WellPoint protest signals shifting mood on rate-hike status quo
DENVER– Protesters camped outside the offices of WellPoint insurance in Zeckendorf Plaza Park downtown here this week to call attention to recent rate hikes put into effect in January by the company and now shocking customers across the state who are receiving their bloated bills.
Consumer complaints have been making their way back to the Colorado Division of Insurance since December, when customers apparently began to receive notice of the coming hikes. The Insurance Division has launched an investigation into the rate increases that will take about eight weeks to complete.
It reportedly took just 35 customer complaints to force the investigation. Dayle Axman, division supervisor of consumer affairs, said that 35 people on premium plans complained in December 2009 as compared to 3 who complained in 2008.
The Tuesday evening protest saw Zeckendorf Plaza filled with camping gear, lighted tents and perturbed citizens.
“We are camping out against big insurance,” said Serena Woods, Colorado communications director for the union activist group Change that Works. “WellPoint, the parent company for Anthem Blue Cross Blue Shield, is raising rates across the country. In Colorado those rates have gone up 33 percent.
“This protest is to show Anthem what’s happening on the ground. A 30 percent [increase] is just unsustainable.
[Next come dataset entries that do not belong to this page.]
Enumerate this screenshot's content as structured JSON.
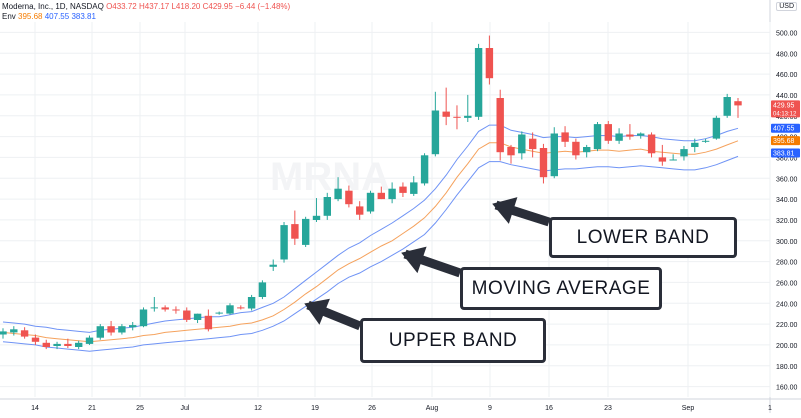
{
  "legend": {
    "symbol": "Moderna, Inc., 1D, NASDAQ",
    "ohlc": "O433.72 H437.17 L418.20 C429.95 −6.44 (−1.48%)",
    "env_label": "Env",
    "env_mid": "395.68",
    "env_upper": "407.55",
    "env_lower": "383.81"
  },
  "currency": "USD",
  "watermark": "MRNA",
  "callouts": {
    "lower": "LOWER BAND",
    "moving_average": "MOVING AVERAGE",
    "upper": "UPPER BAND"
  },
  "colors": {
    "up": "#26a69a",
    "down": "#ef5350",
    "upper_band": "#2962ff",
    "lower_band": "#2962ff",
    "mid": "#f57c00",
    "grid": "#eef0f3"
  },
  "chart_data": {
    "type": "candlestick",
    "y_ticks": [
      160,
      180,
      200,
      220,
      240,
      260,
      280,
      300,
      320,
      340,
      360,
      380,
      400,
      420,
      440,
      460,
      480,
      500
    ],
    "y_tick_labels": [
      "160.00",
      "180.00",
      "200.00",
      "220.00",
      "240.00",
      "260.00",
      "280.00",
      "300.00",
      "320.00",
      "340.00",
      "360.00",
      "380.00",
      "400.00",
      "420.00",
      "440.00",
      "460.00",
      "480.00",
      "500.00"
    ],
    "ylim": [
      150,
      510
    ],
    "x_ticks": [
      "14",
      "21",
      "25",
      "Jul",
      "12",
      "19",
      "26",
      "Aug",
      "9",
      "16",
      "23",
      "Sep",
      "1"
    ],
    "price_labels": [
      {
        "value": 429.95,
        "text": "429.95",
        "sub": "04:13:12",
        "color": "#ef5350"
      },
      {
        "value": 407.55,
        "text": "407.55",
        "color": "#2962ff"
      },
      {
        "value": 395.68,
        "text": "395.68",
        "color": "#f57c00"
      },
      {
        "value": 383.81,
        "text": "383.81",
        "color": "#2962ff"
      }
    ],
    "candles": [
      {
        "o": 210,
        "h": 216,
        "l": 206,
        "c": 213
      },
      {
        "o": 212,
        "h": 218,
        "l": 209,
        "c": 215
      },
      {
        "o": 214,
        "h": 217,
        "l": 206,
        "c": 208
      },
      {
        "o": 207,
        "h": 210,
        "l": 200,
        "c": 203
      },
      {
        "o": 202,
        "h": 205,
        "l": 196,
        "c": 198
      },
      {
        "o": 199,
        "h": 203,
        "l": 196,
        "c": 201
      },
      {
        "o": 201,
        "h": 206,
        "l": 197,
        "c": 199
      },
      {
        "o": 198,
        "h": 204,
        "l": 196,
        "c": 202
      },
      {
        "o": 201,
        "h": 209,
        "l": 200,
        "c": 207
      },
      {
        "o": 207,
        "h": 220,
        "l": 205,
        "c": 218
      },
      {
        "o": 218,
        "h": 223,
        "l": 209,
        "c": 212
      },
      {
        "o": 212,
        "h": 220,
        "l": 210,
        "c": 218
      },
      {
        "o": 217,
        "h": 222,
        "l": 214,
        "c": 219
      },
      {
        "o": 218,
        "h": 236,
        "l": 217,
        "c": 234
      },
      {
        "o": 235,
        "h": 246,
        "l": 232,
        "c": 236
      },
      {
        "o": 236,
        "h": 238,
        "l": 232,
        "c": 234
      },
      {
        "o": 234,
        "h": 237,
        "l": 230,
        "c": 233
      },
      {
        "o": 233,
        "h": 236,
        "l": 222,
        "c": 224
      },
      {
        "o": 224,
        "h": 230,
        "l": 221,
        "c": 230
      },
      {
        "o": 228,
        "h": 234,
        "l": 213,
        "c": 215
      },
      {
        "o": 230,
        "h": 232,
        "l": 229,
        "c": 231
      },
      {
        "o": 230,
        "h": 240,
        "l": 229,
        "c": 238
      },
      {
        "o": 236,
        "h": 238,
        "l": 234,
        "c": 235
      },
      {
        "o": 235,
        "h": 248,
        "l": 233,
        "c": 246
      },
      {
        "o": 246,
        "h": 262,
        "l": 244,
        "c": 260
      },
      {
        "o": 275,
        "h": 282,
        "l": 271,
        "c": 277
      },
      {
        "o": 282,
        "h": 318,
        "l": 279,
        "c": 315
      },
      {
        "o": 316,
        "h": 329,
        "l": 296,
        "c": 302
      },
      {
        "o": 296,
        "h": 323,
        "l": 294,
        "c": 321
      },
      {
        "o": 320,
        "h": 341,
        "l": 318,
        "c": 324
      },
      {
        "o": 324,
        "h": 346,
        "l": 320,
        "c": 342
      },
      {
        "o": 340,
        "h": 361,
        "l": 338,
        "c": 350
      },
      {
        "o": 348,
        "h": 353,
        "l": 332,
        "c": 335
      },
      {
        "o": 333,
        "h": 338,
        "l": 320,
        "c": 325
      },
      {
        "o": 328,
        "h": 348,
        "l": 326,
        "c": 346
      },
      {
        "o": 346,
        "h": 352,
        "l": 340,
        "c": 340
      },
      {
        "o": 340,
        "h": 356,
        "l": 336,
        "c": 350
      },
      {
        "o": 352,
        "h": 356,
        "l": 342,
        "c": 346
      },
      {
        "o": 345,
        "h": 362,
        "l": 343,
        "c": 356
      },
      {
        "o": 355,
        "h": 384,
        "l": 353,
        "c": 382
      },
      {
        "o": 383,
        "h": 443,
        "l": 381,
        "c": 425
      },
      {
        "o": 424,
        "h": 447,
        "l": 411,
        "c": 419
      },
      {
        "o": 419,
        "h": 430,
        "l": 407,
        "c": 418
      },
      {
        "o": 418,
        "h": 440,
        "l": 414,
        "c": 420
      },
      {
        "o": 419,
        "h": 489,
        "l": 416,
        "c": 485
      },
      {
        "o": 485,
        "h": 497,
        "l": 450,
        "c": 456
      },
      {
        "o": 437,
        "h": 445,
        "l": 377,
        "c": 385
      },
      {
        "o": 390,
        "h": 392,
        "l": 374,
        "c": 382
      },
      {
        "o": 384,
        "h": 405,
        "l": 378,
        "c": 402
      },
      {
        "o": 398,
        "h": 404,
        "l": 380,
        "c": 388
      },
      {
        "o": 389,
        "h": 393,
        "l": 355,
        "c": 361
      },
      {
        "o": 362,
        "h": 409,
        "l": 360,
        "c": 403
      },
      {
        "o": 404,
        "h": 410,
        "l": 390,
        "c": 395
      },
      {
        "o": 395,
        "h": 398,
        "l": 378,
        "c": 382
      },
      {
        "o": 385,
        "h": 392,
        "l": 380,
        "c": 390
      },
      {
        "o": 388,
        "h": 414,
        "l": 386,
        "c": 412
      },
      {
        "o": 412,
        "h": 415,
        "l": 393,
        "c": 396
      },
      {
        "o": 396,
        "h": 408,
        "l": 393,
        "c": 403
      },
      {
        "o": 402,
        "h": 412,
        "l": 397,
        "c": 400
      },
      {
        "o": 401,
        "h": 404,
        "l": 398,
        "c": 403
      },
      {
        "o": 402,
        "h": 404,
        "l": 380,
        "c": 384
      },
      {
        "o": 380,
        "h": 392,
        "l": 372,
        "c": 376
      },
      {
        "o": 378,
        "h": 383,
        "l": 377,
        "c": 378
      },
      {
        "o": 381,
        "h": 391,
        "l": 377,
        "c": 388
      },
      {
        "o": 390,
        "h": 398,
        "l": 385,
        "c": 394
      },
      {
        "o": 395,
        "h": 398,
        "l": 394,
        "c": 396
      },
      {
        "o": 398,
        "h": 420,
        "l": 397,
        "c": 418
      },
      {
        "o": 420,
        "h": 441,
        "l": 418,
        "c": 438
      },
      {
        "o": 434,
        "h": 437,
        "l": 418,
        "c": 430
      }
    ],
    "upper_band": [
      222,
      221,
      220,
      218,
      217,
      215,
      214,
      213,
      212,
      214,
      215,
      216,
      217,
      219,
      221,
      223,
      224,
      225,
      226,
      227,
      227,
      229,
      231,
      232,
      236,
      240,
      246,
      254,
      262,
      270,
      278,
      286,
      293,
      298,
      305,
      311,
      317,
      324,
      331,
      339,
      350,
      363,
      378,
      391,
      405,
      411,
      411,
      406,
      404,
      402,
      399,
      400,
      400,
      399,
      400,
      401,
      401,
      400,
      401,
      401,
      400,
      398,
      397,
      396,
      396,
      398,
      401,
      405,
      408
    ],
    "moving_average": [
      212,
      211,
      210,
      209,
      207,
      206,
      205,
      204,
      203,
      204,
      205,
      206,
      207,
      209,
      210,
      212,
      213,
      214,
      215,
      216,
      217,
      218,
      220,
      221,
      224,
      228,
      234,
      241,
      249,
      256,
      264,
      272,
      278,
      283,
      289,
      295,
      300,
      307,
      314,
      322,
      333,
      346,
      361,
      374,
      388,
      394,
      394,
      390,
      388,
      386,
      384,
      385,
      386,
      385,
      386,
      387,
      387,
      386,
      387,
      388,
      386,
      385,
      384,
      383,
      383,
      385,
      388,
      392,
      396
    ],
    "lower_band": [
      203,
      202,
      201,
      200,
      198,
      197,
      196,
      195,
      194,
      195,
      196,
      197,
      198,
      200,
      201,
      202,
      203,
      204,
      205,
      206,
      207,
      208,
      210,
      211,
      214,
      218,
      223,
      230,
      237,
      244,
      251,
      259,
      265,
      269,
      275,
      280,
      286,
      292,
      299,
      306,
      317,
      330,
      344,
      357,
      370,
      376,
      376,
      373,
      371,
      369,
      367,
      368,
      369,
      369,
      370,
      371,
      371,
      370,
      371,
      372,
      371,
      370,
      369,
      368,
      368,
      370,
      373,
      377,
      381
    ]
  }
}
We’re talking about people having to make choices between groceries and health care.”
Sally Kweskin, spokesperson for Anthem Blue Cross-Blue Shield in Colorado, told the Independent that increases ranged from 3.8 percent to 33.2 percent with an average increase of 25.1 percent across policies offered in the state.
Woods said health care reform on the table in Washington will bring relief for families by at last doing something to rein in the rising medical costs.
Anthem covers over 870,000 people across the state. Colorado Insurance Commissioner Marcy Morrison said those consumers could be facing “significant harm” due to the raises and that has spurred her office to take action.
One of the hikes the division will be reviewing will be the 19.9 percent rate increase WellPoint levied on individual-market consumers, people not on employee plans, often freelancers, contract workers and people between jobs. WellPoint submitted the paperwork for the hike to the state in September, just weeks after politically heated health-reform town halls in the state made national news.
WellPoint CEO Angela Braly told a Congressional panel last month the rate increases it was instituting across the country were to make up for the ranks of healthy people who were dropping their insurance plans due to the recession.
U.S. Rep. Henry Waxman of California, where WellPoint raised rates by nearly 40 percent, suspected WellPoint wasn’t looking closely enough at its books. He referenced documents that demonstrated the company spent $39 million to pay 39 executives in 2008 and more than $27 million in executive getaways for the California branches alone over the last two years.
Woods said the protest didn’t draw a response from WellPoint executives. “They did send down a security guard to have a look at us,” she said. “He saw that we were a peaceful crowd.”
“Hopefully they see us and hear our voices and hopefully Congress does too, because that is what is really important and where change needs to happen.”
One protester said he was concerned that anti-reform Tea Party groups in Colorado had skewed the debate for ideological reasons. He felt the record had demonstrated that the only real way to achieve cost savings was through reform that included a health insurance public option to compete with the insurance companies.
Heather Kurland, of Boulder, said rate hikes had brought the reform debate home to her.
“I came down to join this protest to support the healthcare fight… When I found out that my health insurance rates had increased, I was like ‘Oh my god.’ I am one of those 800,000, and I’m pissed off now.”
She said that she will most likely drop her WellPoint plan and look for less expensive coverage.
Others at the rally said they were either going to cut back their coverage or drop it altogether because they simply couldn’t afford the increases.
“We are out here to say that this is not OK for Coloradans. Coloradans are suffering hard economic times and it is not fair for families to have to choose between health care coverage and food on the table,” Woods said.